The cartoonist was going back to Milwaukee. "Being here has done something for me," he said. "Seeing so much effort given ungrudgingly for small results, I think. I'm going back and do something with my art. But it's odd—I don't really want to go back."
One by one the prove-up-and-run settlers had left the country, but Huey Dunn, Chris Christopherson and others like them were learning to meet the country on its own terms and conquer it. They were there to stay.
A young man appeared who was willing to run the newspaper, and I turned the post office over to Ma Wagor. Amid the weird beating of tom-toms and the hoo-hoo ah-ah-ahhh of the Indians across the trail, I set up my farewell message in The Wand. In gorgeous regalia of beads and quills, paint and eagle feathers, the Indians had come to send the Great Spirit with Paleface-Prints-Paper on to the heap big hunting grounds. It was the time of year when "paint" in all the variegated colors was plentiful, gathered from herbs and flowers, yellow, copper, red. The affair was probably more of an excuse to celebrate than an expression of esteem. The Indians never miss an opportunity to stage a show. When they attend a county fair or other public gathering, they load up children, dogs and worldly goods, and in a long procession they set out, arriving several days before the event and celebrating long after it is all over.
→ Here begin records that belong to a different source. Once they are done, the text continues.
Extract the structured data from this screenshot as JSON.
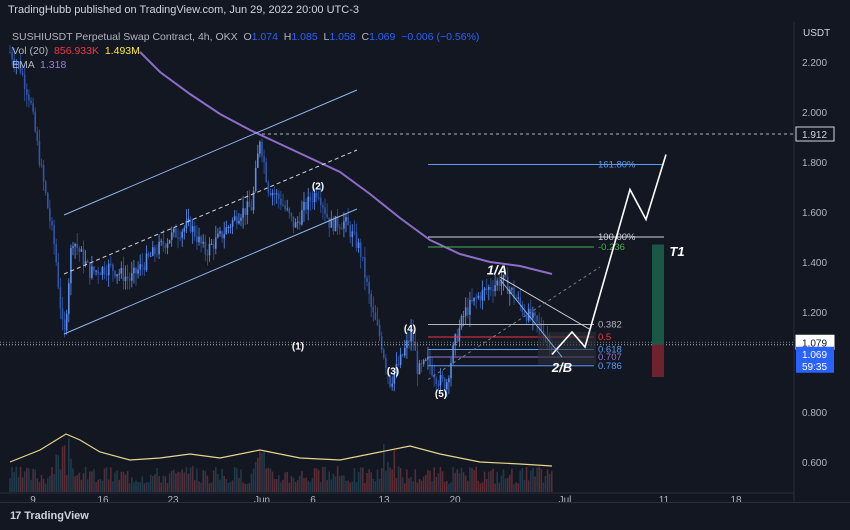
{
  "header": {
    "publish_line": "TradingHubb published on TradingView.com, Jun 29, 2022 20:00 UTC-3"
  },
  "legend": {
    "symbol": "SUSHIUSDT Perpetual Swap Contract, 4h, OKX",
    "o_label": "O",
    "o": "1.074",
    "h_label": "H",
    "h": "1.085",
    "l_label": "L",
    "l": "1.058",
    "c_label": "C",
    "c": "1.069",
    "change": "−0.006 (−0.56%)",
    "vol_label": "Vol (20)",
    "vol_1": "856.933K",
    "vol_2": "1.493M",
    "ema_label": "EMA",
    "ema": "1.318"
  },
  "axis": {
    "currency": "USDT",
    "price_ticks": [
      "2.200",
      "2.000",
      "1.800",
      "1.600",
      "1.400",
      "1.200",
      "1.000",
      "0.800",
      "0.600"
    ],
    "price_values": [
      2.2,
      2.0,
      1.8,
      1.6,
      1.4,
      1.2,
      1.0,
      0.8,
      0.6
    ],
    "time_ticks": [
      "9",
      "16",
      "23",
      "Jun",
      "6",
      "13",
      "20",
      "Jul",
      "11",
      "18"
    ],
    "price_label_1912": "1.912",
    "price_label_1079": "1.079",
    "price_label_1069": "1.069",
    "countdown": "59:35"
  },
  "chart_data": {
    "type": "candlestick",
    "ylim": [
      0.48,
      2.36
    ],
    "annotations": {
      "waves": [
        "(1)",
        "(2)",
        "(3)",
        "(4)",
        "(5)",
        "1/A",
        "2/B",
        "T1"
      ],
      "fib_levels": [
        {
          "label": "161.80%",
          "value": 1.79,
          "color": "#5b9cf6"
        },
        {
          "label": "100.00%",
          "value": 1.5,
          "color": "#d1d4dc"
        },
        {
          "label": "-0.236",
          "value": 1.46,
          "color": "#4caf50"
        },
        {
          "label": "0.382",
          "value": 1.15,
          "color": "#b2b5be"
        },
        {
          "label": "0.5",
          "value": 1.1,
          "color": "#f23645"
        },
        {
          "label": "0.618",
          "value": 1.05,
          "color": "#5b9cf6"
        },
        {
          "label": "0.707",
          "value": 1.02,
          "color": "#9575cd"
        },
        {
          "label": "0.786",
          "value": 0.985,
          "color": "#5b9cf6"
        }
      ]
    },
    "key_levels": [
      1.912,
      1.079,
      1.069
    ]
  },
  "footer": {
    "brand": "TradingView"
  }
}
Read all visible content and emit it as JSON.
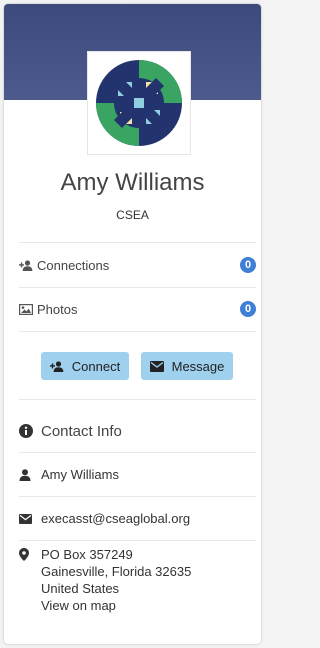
{
  "profile": {
    "name": "Amy Williams",
    "organization": "CSEA"
  },
  "stats": [
    {
      "label": "Connections",
      "count": "0",
      "icon": "user-plus-icon"
    },
    {
      "label": "Photos",
      "count": "0",
      "icon": "image-icon"
    }
  ],
  "actions": {
    "connect_label": "Connect",
    "message_label": "Message"
  },
  "contact": {
    "title": "Contact Info",
    "name": "Amy Williams",
    "email": "execasst@cseaglobal.org",
    "address_line1": "PO Box 357249",
    "address_line2": "Gainesville, Florida 32635",
    "country": "United States",
    "map_link": "View on map"
  },
  "colors": {
    "banner": "#46538a",
    "badge": "#3f7fd6",
    "button": "#9fd0ee",
    "card": "#ffffff"
  }
}
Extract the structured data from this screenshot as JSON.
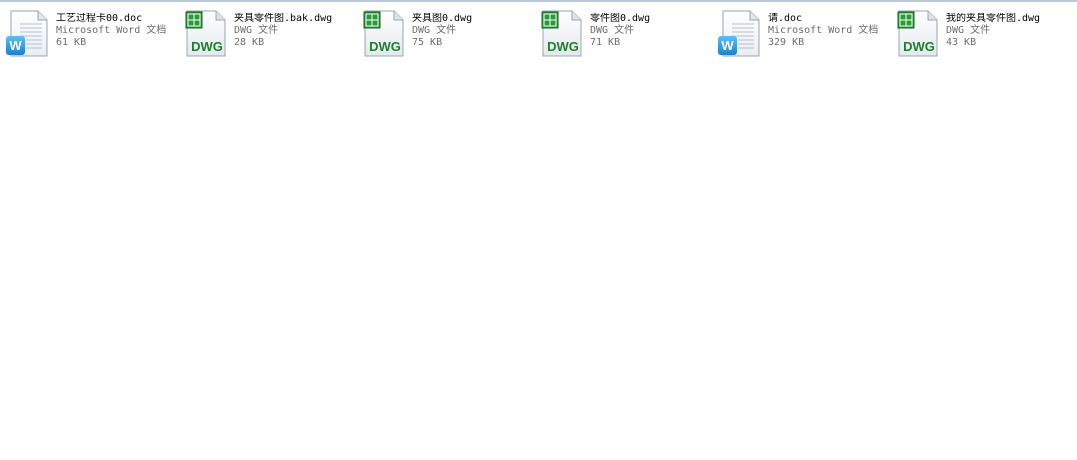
{
  "files": [
    {
      "name": "工艺过程卡00.doc",
      "type": "Microsoft Word 文档",
      "size": "61 KB",
      "icon": "word-doc-icon",
      "icon_letter": "W"
    },
    {
      "name": "夹具零件图.bak.dwg",
      "type": "DWG 文件",
      "size": "28 KB",
      "icon": "dwg-file-icon",
      "icon_label": "DWG"
    },
    {
      "name": "夹具图0.dwg",
      "type": "DWG 文件",
      "size": "75 KB",
      "icon": "dwg-file-icon",
      "icon_label": "DWG"
    },
    {
      "name": "零件图0.dwg",
      "type": "DWG 文件",
      "size": "71 KB",
      "icon": "dwg-file-icon",
      "icon_label": "DWG"
    },
    {
      "name": "请.doc",
      "type": "Microsoft Word 文档",
      "size": "329 KB",
      "icon": "word-doc-icon",
      "icon_letter": "W"
    },
    {
      "name": "我的夹具零件图.dwg",
      "type": "DWG 文件",
      "size": "43 KB",
      "icon": "dwg-file-icon",
      "icon_label": "DWG"
    }
  ],
  "colors": {
    "dwg_green": "#1e7f2e",
    "word_blue": "#2a8fd8",
    "secondary_text": "#6d6d6d"
  }
}
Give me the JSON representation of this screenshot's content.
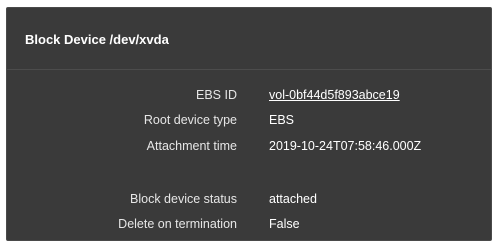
{
  "panel": {
    "title": "Block Device /dev/xvda"
  },
  "details": {
    "ebs_id_label": "EBS ID",
    "ebs_id_value": "vol-0bf44d5f893abce19",
    "root_device_type_label": "Root device type",
    "root_device_type_value": "EBS",
    "attachment_time_label": "Attachment time",
    "attachment_time_value": "2019-10-24T07:58:46.000Z",
    "block_device_status_label": "Block device status",
    "block_device_status_value": "attached",
    "delete_on_termination_label": "Delete on termination",
    "delete_on_termination_value": "False"
  },
  "colors": {
    "panel_background": "#3a3a3a",
    "text": "#ffffff",
    "label_text": "#e6e6e6"
  }
}
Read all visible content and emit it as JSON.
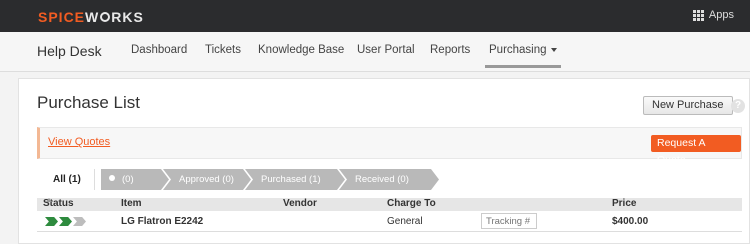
{
  "topbar": {
    "logo_part1": "SPICE",
    "logo_part2": "W",
    "logo_part3": "RKS",
    "apps_label": "Apps",
    "apps_icon": "grid-icon"
  },
  "nav": {
    "title": "Help Desk",
    "items": [
      {
        "label": "Dashboard"
      },
      {
        "label": "Tickets"
      },
      {
        "label": "Knowledge Base"
      },
      {
        "label": "User Portal"
      },
      {
        "label": "Reports"
      },
      {
        "label": "Purchasing"
      }
    ]
  },
  "page": {
    "title": "Purchase List",
    "new_button": "New Purchase",
    "help_label": "?",
    "view_quotes": "View Quotes",
    "request_quote": "Request A Quote"
  },
  "filters": {
    "all_label": "All (1)",
    "steps": [
      {
        "label": "(0)"
      },
      {
        "label": "Approved (0)"
      },
      {
        "label": "Purchased (1)"
      },
      {
        "label": "Received (0)"
      }
    ]
  },
  "table": {
    "columns": [
      "Status",
      "Item",
      "Vendor",
      "Charge To",
      "Price"
    ],
    "rows": [
      {
        "item": "LG Flatron E2242",
        "vendor": "",
        "charge_to": "General",
        "tracking_placeholder": "Tracking #",
        "price": "$400.00"
      }
    ]
  },
  "colors": {
    "brand": "#f25c22",
    "status_done": "#2e8b3e",
    "status_pending": "#bdbdbd"
  }
}
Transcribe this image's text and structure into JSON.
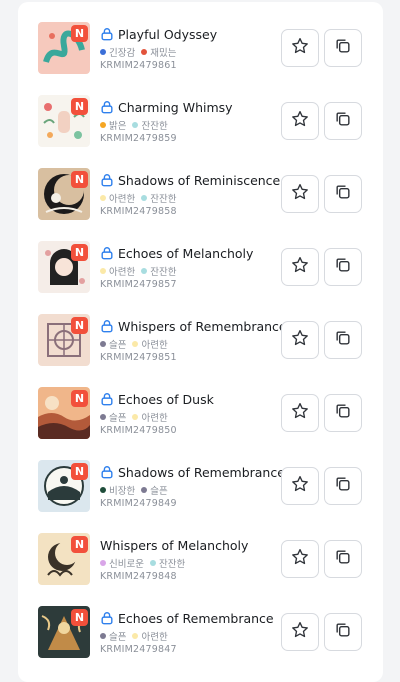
{
  "items": [
    {
      "title": "Playful Odyssey",
      "code": "KRMIM2479861",
      "badge": "N",
      "lock_icon": "lock-icon",
      "art": "serpent",
      "tags": [
        {
          "label": "긴장감",
          "color": "#3b6fd8"
        },
        {
          "label": "재밌는",
          "color": "#e2533b"
        }
      ]
    },
    {
      "title": "Charming Whimsy",
      "code": "KRMIM2479859",
      "badge": "N",
      "lock_icon": "lock-icon",
      "art": "floral",
      "tags": [
        {
          "label": "밝은",
          "color": "#f5a623"
        },
        {
          "label": "잔잔한",
          "color": "#a8dde0"
        }
      ]
    },
    {
      "title": "Shadows of Reminiscence",
      "code": "KRMIM2479858",
      "badge": "N",
      "lock_icon": "lock-icon",
      "art": "moon",
      "tags": [
        {
          "label": "아련한",
          "color": "#fbe9a8"
        },
        {
          "label": "잔잔한",
          "color": "#a8dde0"
        }
      ]
    },
    {
      "title": "Echoes of Melancholy",
      "code": "KRMIM2479857",
      "badge": "N",
      "lock_icon": "lock-icon",
      "art": "girl",
      "tags": [
        {
          "label": "아련한",
          "color": "#fbe9a8"
        },
        {
          "label": "잔잔한",
          "color": "#a8dde0"
        }
      ]
    },
    {
      "title": "Whispers of Remembrance",
      "code": "KRMIM2479851",
      "badge": "N",
      "lock_icon": "lock-icon",
      "art": "mandala",
      "tags": [
        {
          "label": "슬픈",
          "color": "#7d7a92"
        },
        {
          "label": "아련한",
          "color": "#fbe9a8"
        }
      ]
    },
    {
      "title": "Echoes of Dusk",
      "code": "KRMIM2479850",
      "badge": "N",
      "lock_icon": "lock-icon",
      "art": "dusk",
      "tags": [
        {
          "label": "슬픈",
          "color": "#7d7a92"
        },
        {
          "label": "아련한",
          "color": "#fbe9a8"
        }
      ]
    },
    {
      "title": "Shadows of Remembrance",
      "code": "KRMIM2479849",
      "badge": "N",
      "lock_icon": "lock-icon",
      "art": "circle",
      "tags": [
        {
          "label": "비장한",
          "color": "#1f4d3a"
        },
        {
          "label": "슬픈",
          "color": "#7d7a92"
        }
      ]
    },
    {
      "title": "Whispers of Melancholy",
      "code": "KRMIM2479848",
      "badge": "N",
      "lock_icon": "",
      "art": "crescent",
      "tags": [
        {
          "label": "신비로운",
          "color": "#d9a6e8"
        },
        {
          "label": "잔잔한",
          "color": "#a8dde0"
        }
      ]
    },
    {
      "title": "Echoes of Remembrance",
      "code": "KRMIM2479847",
      "badge": "N",
      "lock_icon": "lock-icon",
      "art": "dark",
      "tags": [
        {
          "label": "슬픈",
          "color": "#7d7a92"
        },
        {
          "label": "아련한",
          "color": "#fbe9a8"
        }
      ]
    }
  ],
  "colors": {
    "badge": "#f2503b",
    "lock": "#2f80ed",
    "accent_text": "#8a8f98"
  }
}
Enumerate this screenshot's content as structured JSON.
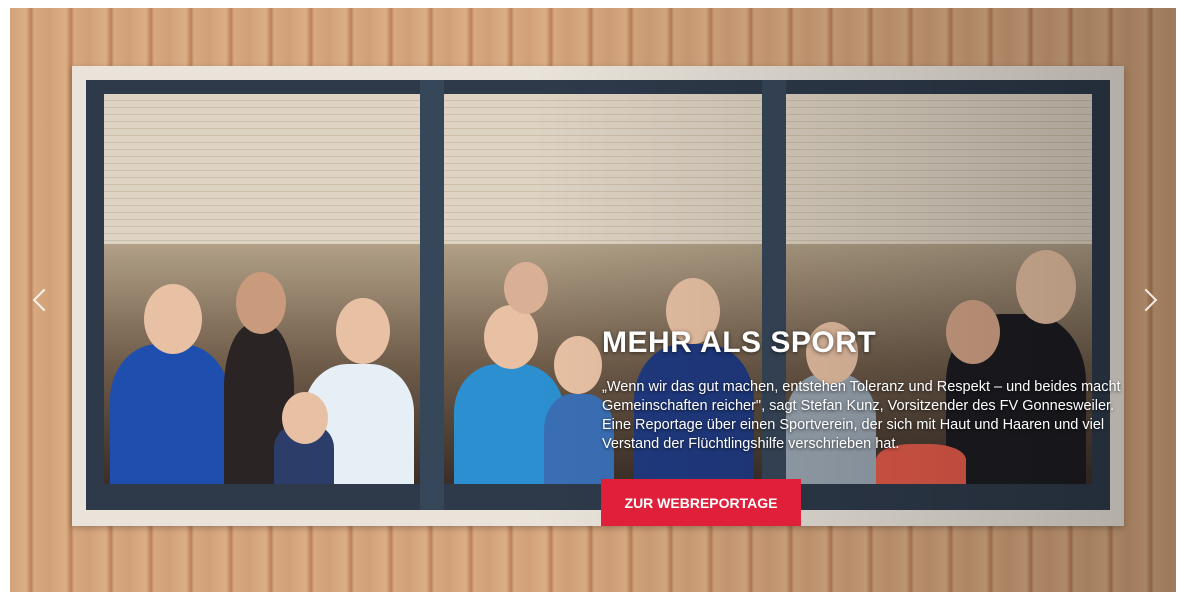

They had come prepared to camp for the night at the print shop, going through special incantations for the occasion, but now they were whooping it up around the campfire. I was dragged into the dance and went careening around with old warriors and young bucks, the squaws laughing at my mistakes.
As a farewell editorial I quoted the epitaph once engraved on a tombstone: "He done his damnedest. Angels could do no more."